Overcoming his repugnance, he bent and scooped it up in his hand. It was not slimy, as he had expected. It was warm and dry to the touch. It writhed and contracted in his palm, its threadlike legs clinging.

Triad made a faint wheezing sound. The others looked at Jameson with incomprehension or revulsion, except for Dmitri, whose face was expectant.

“This isn’t a parasite,” Jameson told them. “It’s the other half of the Cygnan race.”

“A parasitic male!” Dmitri said, turning the squirming creature over in his hand. “Of course! Why didn’t I think of it?”

Over at the sloping wall, a few of the braver young men were restraining Triad, who was making weak, uncoordinated attempts to get to Jameson and Dmitri. Most of the diminished human colony was there, including Janet Lemieux, who had left a sedated Boyle in the care of a couple of volunteers. Ruiz had already regained consciousness with the help of a stimulant she’d given him, and though he hadn’t yet tried to sit up, he was watching with lively interest.
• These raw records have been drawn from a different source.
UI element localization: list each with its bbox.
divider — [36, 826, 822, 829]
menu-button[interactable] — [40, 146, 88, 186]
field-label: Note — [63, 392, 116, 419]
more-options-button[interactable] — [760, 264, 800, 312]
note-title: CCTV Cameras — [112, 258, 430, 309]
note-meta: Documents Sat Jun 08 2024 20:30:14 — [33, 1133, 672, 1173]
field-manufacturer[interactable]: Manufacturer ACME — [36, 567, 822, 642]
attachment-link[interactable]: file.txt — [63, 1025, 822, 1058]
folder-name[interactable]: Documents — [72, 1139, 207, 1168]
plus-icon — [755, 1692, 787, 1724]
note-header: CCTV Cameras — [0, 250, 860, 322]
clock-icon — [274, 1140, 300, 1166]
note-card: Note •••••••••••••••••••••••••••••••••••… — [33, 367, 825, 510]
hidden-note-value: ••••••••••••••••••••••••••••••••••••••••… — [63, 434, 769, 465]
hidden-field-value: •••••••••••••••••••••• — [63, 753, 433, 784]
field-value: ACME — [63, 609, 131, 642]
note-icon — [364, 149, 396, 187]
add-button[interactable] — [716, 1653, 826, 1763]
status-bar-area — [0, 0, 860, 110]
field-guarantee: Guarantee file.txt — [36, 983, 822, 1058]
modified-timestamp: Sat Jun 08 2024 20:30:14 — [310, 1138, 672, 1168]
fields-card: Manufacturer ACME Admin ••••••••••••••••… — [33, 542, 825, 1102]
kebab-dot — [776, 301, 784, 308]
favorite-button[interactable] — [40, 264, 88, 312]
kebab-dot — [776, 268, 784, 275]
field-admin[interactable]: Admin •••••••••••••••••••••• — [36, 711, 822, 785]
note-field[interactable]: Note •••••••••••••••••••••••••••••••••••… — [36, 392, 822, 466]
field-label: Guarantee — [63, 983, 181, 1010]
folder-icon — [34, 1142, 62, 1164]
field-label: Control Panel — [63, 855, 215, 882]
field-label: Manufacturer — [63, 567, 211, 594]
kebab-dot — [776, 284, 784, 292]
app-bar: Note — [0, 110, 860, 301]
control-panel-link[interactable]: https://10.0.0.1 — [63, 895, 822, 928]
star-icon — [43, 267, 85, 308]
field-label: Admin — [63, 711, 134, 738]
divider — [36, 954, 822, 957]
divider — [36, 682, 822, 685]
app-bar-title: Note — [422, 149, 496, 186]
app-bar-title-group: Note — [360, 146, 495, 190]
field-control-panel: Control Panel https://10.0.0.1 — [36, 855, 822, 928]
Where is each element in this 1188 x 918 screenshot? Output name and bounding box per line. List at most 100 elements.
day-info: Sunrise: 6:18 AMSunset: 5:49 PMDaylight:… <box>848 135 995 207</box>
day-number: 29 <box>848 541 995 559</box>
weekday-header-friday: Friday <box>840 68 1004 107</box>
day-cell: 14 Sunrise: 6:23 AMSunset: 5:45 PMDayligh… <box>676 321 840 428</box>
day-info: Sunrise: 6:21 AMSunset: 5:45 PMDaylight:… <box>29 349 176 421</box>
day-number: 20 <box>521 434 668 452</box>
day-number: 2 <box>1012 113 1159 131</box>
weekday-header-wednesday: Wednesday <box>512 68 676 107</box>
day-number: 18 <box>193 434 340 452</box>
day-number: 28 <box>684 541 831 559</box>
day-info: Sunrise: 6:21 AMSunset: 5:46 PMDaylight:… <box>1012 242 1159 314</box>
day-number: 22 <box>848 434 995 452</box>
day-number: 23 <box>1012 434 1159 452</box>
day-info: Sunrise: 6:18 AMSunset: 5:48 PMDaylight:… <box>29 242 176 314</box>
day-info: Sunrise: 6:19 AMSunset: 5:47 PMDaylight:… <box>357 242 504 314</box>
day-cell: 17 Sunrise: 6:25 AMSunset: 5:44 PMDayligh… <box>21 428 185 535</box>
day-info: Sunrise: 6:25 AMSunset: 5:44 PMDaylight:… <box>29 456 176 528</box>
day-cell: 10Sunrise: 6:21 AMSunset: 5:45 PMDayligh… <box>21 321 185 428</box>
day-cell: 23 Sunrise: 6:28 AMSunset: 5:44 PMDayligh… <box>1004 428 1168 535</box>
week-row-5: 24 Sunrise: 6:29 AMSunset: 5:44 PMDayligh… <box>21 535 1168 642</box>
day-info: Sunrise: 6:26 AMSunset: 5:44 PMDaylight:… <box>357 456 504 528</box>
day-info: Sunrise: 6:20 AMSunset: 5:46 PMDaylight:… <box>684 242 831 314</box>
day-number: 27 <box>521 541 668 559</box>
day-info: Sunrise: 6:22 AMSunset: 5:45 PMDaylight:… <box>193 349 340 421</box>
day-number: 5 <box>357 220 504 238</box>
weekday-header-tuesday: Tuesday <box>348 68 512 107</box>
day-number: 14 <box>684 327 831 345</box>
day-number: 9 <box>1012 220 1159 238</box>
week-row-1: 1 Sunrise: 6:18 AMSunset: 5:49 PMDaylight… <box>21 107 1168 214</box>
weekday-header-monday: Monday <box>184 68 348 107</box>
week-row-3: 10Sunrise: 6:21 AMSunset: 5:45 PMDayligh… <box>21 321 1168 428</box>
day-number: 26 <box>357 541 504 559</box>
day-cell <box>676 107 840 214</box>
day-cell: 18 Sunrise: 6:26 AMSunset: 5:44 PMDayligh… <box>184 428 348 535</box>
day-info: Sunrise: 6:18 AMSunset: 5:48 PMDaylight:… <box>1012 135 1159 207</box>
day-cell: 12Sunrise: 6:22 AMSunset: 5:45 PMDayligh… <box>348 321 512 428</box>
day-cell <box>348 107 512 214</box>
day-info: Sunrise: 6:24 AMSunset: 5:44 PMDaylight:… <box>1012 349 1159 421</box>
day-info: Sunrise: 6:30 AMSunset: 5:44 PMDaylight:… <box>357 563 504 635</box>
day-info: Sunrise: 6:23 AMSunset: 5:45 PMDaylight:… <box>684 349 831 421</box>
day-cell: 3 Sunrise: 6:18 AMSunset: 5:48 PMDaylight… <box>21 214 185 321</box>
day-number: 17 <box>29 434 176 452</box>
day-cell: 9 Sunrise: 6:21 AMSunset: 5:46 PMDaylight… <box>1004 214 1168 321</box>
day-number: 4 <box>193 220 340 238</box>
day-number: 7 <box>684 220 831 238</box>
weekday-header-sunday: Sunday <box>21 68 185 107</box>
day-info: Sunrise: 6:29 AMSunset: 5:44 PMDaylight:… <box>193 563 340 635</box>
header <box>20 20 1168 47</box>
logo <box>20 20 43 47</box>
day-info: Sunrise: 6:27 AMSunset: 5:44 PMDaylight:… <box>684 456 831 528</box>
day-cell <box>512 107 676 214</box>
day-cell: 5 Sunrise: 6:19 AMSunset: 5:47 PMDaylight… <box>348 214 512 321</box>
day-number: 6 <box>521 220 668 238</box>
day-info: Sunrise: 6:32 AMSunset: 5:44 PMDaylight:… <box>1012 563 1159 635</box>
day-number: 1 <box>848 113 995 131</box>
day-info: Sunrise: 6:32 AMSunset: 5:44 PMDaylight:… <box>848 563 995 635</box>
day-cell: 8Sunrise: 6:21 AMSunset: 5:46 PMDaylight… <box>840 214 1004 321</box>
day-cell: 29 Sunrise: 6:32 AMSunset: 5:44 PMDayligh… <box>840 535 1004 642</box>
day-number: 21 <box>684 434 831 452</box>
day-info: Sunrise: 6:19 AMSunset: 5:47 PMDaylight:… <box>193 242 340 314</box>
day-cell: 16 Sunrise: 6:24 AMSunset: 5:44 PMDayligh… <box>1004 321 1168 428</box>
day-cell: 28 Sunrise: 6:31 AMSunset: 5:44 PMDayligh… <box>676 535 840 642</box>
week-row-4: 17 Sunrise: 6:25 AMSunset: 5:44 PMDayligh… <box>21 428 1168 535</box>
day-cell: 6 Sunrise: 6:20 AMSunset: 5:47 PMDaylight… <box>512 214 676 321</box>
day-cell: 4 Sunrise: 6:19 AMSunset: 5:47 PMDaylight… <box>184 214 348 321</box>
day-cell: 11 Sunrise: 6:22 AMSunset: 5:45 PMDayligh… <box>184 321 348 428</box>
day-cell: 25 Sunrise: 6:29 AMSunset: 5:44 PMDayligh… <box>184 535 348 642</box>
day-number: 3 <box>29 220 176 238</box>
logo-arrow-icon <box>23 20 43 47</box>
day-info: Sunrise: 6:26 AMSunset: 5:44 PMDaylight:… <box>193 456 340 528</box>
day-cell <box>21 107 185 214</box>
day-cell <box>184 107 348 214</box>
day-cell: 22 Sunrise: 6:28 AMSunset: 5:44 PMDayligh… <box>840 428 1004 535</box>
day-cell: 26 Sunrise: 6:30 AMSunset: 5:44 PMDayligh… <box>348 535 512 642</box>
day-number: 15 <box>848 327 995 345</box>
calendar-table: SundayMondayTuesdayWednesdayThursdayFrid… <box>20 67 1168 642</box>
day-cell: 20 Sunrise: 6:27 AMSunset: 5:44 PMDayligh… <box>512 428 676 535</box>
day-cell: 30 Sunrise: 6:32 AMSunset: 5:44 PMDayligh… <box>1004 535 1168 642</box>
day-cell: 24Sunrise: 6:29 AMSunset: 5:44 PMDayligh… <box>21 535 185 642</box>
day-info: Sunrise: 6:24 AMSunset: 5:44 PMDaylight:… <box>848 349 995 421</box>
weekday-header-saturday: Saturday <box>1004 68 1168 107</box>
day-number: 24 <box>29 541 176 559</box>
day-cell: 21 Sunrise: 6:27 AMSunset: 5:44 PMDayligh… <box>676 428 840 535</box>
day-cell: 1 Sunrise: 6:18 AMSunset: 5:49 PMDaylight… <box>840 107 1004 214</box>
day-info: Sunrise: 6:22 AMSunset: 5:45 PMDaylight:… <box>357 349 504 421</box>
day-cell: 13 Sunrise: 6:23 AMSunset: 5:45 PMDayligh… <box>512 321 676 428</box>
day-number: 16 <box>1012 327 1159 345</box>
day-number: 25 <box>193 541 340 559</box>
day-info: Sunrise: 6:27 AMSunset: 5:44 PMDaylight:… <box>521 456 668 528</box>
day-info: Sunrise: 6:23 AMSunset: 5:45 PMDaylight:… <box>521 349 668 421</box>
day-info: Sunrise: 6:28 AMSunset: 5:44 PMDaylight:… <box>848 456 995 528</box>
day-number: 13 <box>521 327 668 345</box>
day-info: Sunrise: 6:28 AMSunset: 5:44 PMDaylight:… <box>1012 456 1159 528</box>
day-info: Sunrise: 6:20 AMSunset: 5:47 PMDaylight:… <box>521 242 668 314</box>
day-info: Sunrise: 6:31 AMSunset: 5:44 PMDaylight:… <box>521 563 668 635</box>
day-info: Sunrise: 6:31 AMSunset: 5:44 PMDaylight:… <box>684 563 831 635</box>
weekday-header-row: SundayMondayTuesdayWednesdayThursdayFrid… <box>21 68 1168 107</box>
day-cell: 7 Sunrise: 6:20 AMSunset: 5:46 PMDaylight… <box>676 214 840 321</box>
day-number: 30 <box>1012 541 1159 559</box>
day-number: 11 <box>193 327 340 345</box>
“The Cygnans are all females,” Jameson said. “The ones we’ve been thinking of as Cygnans, I mean. What fooled me was the way they behave like courting couples. And the personality differences, and the fact that one was bigger and stronger than the other. If they’ve got to pair off to reproduce, I suppose it’s natural that a weaker would tend to gravitate toward a stronger.”

Dmitri nodded in agreement. “Not only natural—it’s a survival mechanism for the species.”

“What are you two talking about?” Liz cried plaintively.

Dmitri laughed with sheer enjoyment. “These little males are just nonsentient vegetables,” he said. “The Cygnans exchange them like engagement rings. Why didn’t I see it? It took a rocket jockey like Tod here to point it out to me.”

“But that thing in your hand doesn’t look anything like a Cygnan,” Omar objected. “It’s more like an insect.”

“Ah, but it does!” Dmitri said. “Same body structure—but the legs have atrophied because it needs them only for clinging, and the ‘head’ has regressed to its only function: to suck blood. No eyes, because a parasite doesn’t need them, and if I dissected it I would find no digestive organs, because it gets its meals predigested. But the gonads, you can be sure, are well developed, as they are in all parasites. It is perfectly adapted to its way of life.”